The Most Common Selling Point

Tokenization is yet another way blockchain is busy reshaping the business and financial world. I have previously addressed tokenized real estate, addressing some benefits and potential pitfalls. For many, the most attractive aspect of tokenized real estate is that it removes barriers to entry. Real estate has always been a bit of a “rich man’s” game.

Investors are now able to invest as little as $50 and subsequently become owners of real estate. This is enormous in terms of creating opportunities for those who have been previously excluded from this particular market. Traditionally, investors would need to purchase an entire piece of real estate, which could cost anywhere between $200K and $500K.
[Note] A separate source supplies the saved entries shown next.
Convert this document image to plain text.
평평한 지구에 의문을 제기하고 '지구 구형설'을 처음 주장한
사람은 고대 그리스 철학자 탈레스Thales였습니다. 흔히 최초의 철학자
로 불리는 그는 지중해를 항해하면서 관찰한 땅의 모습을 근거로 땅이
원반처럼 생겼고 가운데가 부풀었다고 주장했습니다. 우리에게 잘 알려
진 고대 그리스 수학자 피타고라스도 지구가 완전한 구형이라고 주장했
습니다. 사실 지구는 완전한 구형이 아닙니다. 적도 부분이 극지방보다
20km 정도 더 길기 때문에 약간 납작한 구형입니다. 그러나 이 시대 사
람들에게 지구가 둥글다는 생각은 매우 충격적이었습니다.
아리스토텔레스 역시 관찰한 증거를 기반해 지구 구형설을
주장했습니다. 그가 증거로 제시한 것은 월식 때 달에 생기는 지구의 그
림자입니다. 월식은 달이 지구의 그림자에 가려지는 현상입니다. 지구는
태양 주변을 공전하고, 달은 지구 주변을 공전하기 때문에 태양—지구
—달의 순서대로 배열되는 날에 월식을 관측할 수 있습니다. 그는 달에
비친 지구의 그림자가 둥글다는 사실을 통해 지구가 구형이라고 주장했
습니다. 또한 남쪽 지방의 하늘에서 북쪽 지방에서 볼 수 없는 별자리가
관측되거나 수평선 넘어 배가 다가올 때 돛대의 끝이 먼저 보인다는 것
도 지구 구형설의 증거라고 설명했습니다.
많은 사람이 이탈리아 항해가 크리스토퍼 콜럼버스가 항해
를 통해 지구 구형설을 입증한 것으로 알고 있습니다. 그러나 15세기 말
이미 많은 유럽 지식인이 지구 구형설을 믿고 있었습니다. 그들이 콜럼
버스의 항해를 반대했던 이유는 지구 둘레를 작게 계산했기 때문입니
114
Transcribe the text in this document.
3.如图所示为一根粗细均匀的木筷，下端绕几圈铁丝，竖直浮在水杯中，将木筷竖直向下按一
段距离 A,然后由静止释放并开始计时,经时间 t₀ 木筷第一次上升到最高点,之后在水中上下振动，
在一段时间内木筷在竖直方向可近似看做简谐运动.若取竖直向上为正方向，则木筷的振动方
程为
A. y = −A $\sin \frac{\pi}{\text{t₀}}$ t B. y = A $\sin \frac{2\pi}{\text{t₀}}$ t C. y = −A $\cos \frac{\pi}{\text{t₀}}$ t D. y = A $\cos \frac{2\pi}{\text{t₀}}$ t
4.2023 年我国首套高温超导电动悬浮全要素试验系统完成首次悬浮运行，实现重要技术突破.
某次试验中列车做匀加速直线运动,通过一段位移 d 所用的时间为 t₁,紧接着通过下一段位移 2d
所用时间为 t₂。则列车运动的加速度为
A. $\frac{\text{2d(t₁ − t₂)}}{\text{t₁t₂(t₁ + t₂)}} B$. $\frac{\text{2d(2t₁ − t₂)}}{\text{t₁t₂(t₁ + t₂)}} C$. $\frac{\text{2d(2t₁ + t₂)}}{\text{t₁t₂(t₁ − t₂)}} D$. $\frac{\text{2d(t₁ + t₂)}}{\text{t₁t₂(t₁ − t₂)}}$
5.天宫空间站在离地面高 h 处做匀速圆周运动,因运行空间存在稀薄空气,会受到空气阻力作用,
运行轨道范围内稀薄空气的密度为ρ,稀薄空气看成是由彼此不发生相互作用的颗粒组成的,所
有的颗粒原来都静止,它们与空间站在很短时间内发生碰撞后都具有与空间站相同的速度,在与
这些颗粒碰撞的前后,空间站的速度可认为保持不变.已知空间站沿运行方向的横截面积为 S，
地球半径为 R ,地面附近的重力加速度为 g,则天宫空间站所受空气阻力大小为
Tokenization removes this barrier and ultimately creates an entirely new “class” of real estate investors. Those looking to eventually own their own home, now have a practical way to get started in the real estate market. A real estate investment via platforms such as Lofty.ai could eventually become a down payment, or eventually, capital to purchase an entire property.

An Extremely Powerful Advantage

This brings me to the point of what I believe is even more powerful than the removal of barriers to entry. Housing prices are dropping, and are expected to drop further in 2023. However, what is the benefit of a “lower price” if the interest rate is higher? Many people speak about the “profit” they made when they sold their homes. Interesting, how they only consider the buying price versus the selling price.

They never factored in how much more they paid over the years via their mortgage. As interest rates continue to rise, the settlement amount increases significantly over the period of a traditional mortgage. This is where tokenization smacks a blazing ace. Tokenization removes the dynamic of a mortgage. In other words, investors are spared the additional cost that a mortgage incurs over decades, which is significant, especially now.

This ultimately reduces the purchase price in real terms, as well as generates speedier returns. In other words, the tokenized model leverages the current drop in prices, as well as increasing interest rates in favor of the tokenized real estate investor. Of course, there are other benefits to utilizing a mortgage. However, if your investment allocation is not that large, you don’t really require those benefits and can use the tokenized model to your advantage.

Final Thoughts

The majority of tokenized real estate platforms allow a single investor to own as much as 10% of any given property. This can sometimes be increased to approximately 15% under certain conditions. Investors can begin building a real estate portfolio by owning fractional amounts of multiple properties. This is also a way to diversify against the risks involved with the tenant market and non-compliant tenants. As with any investment, research, and due diligence is always essential practice. This is not financial advice or an endorsement of any companies mentioned.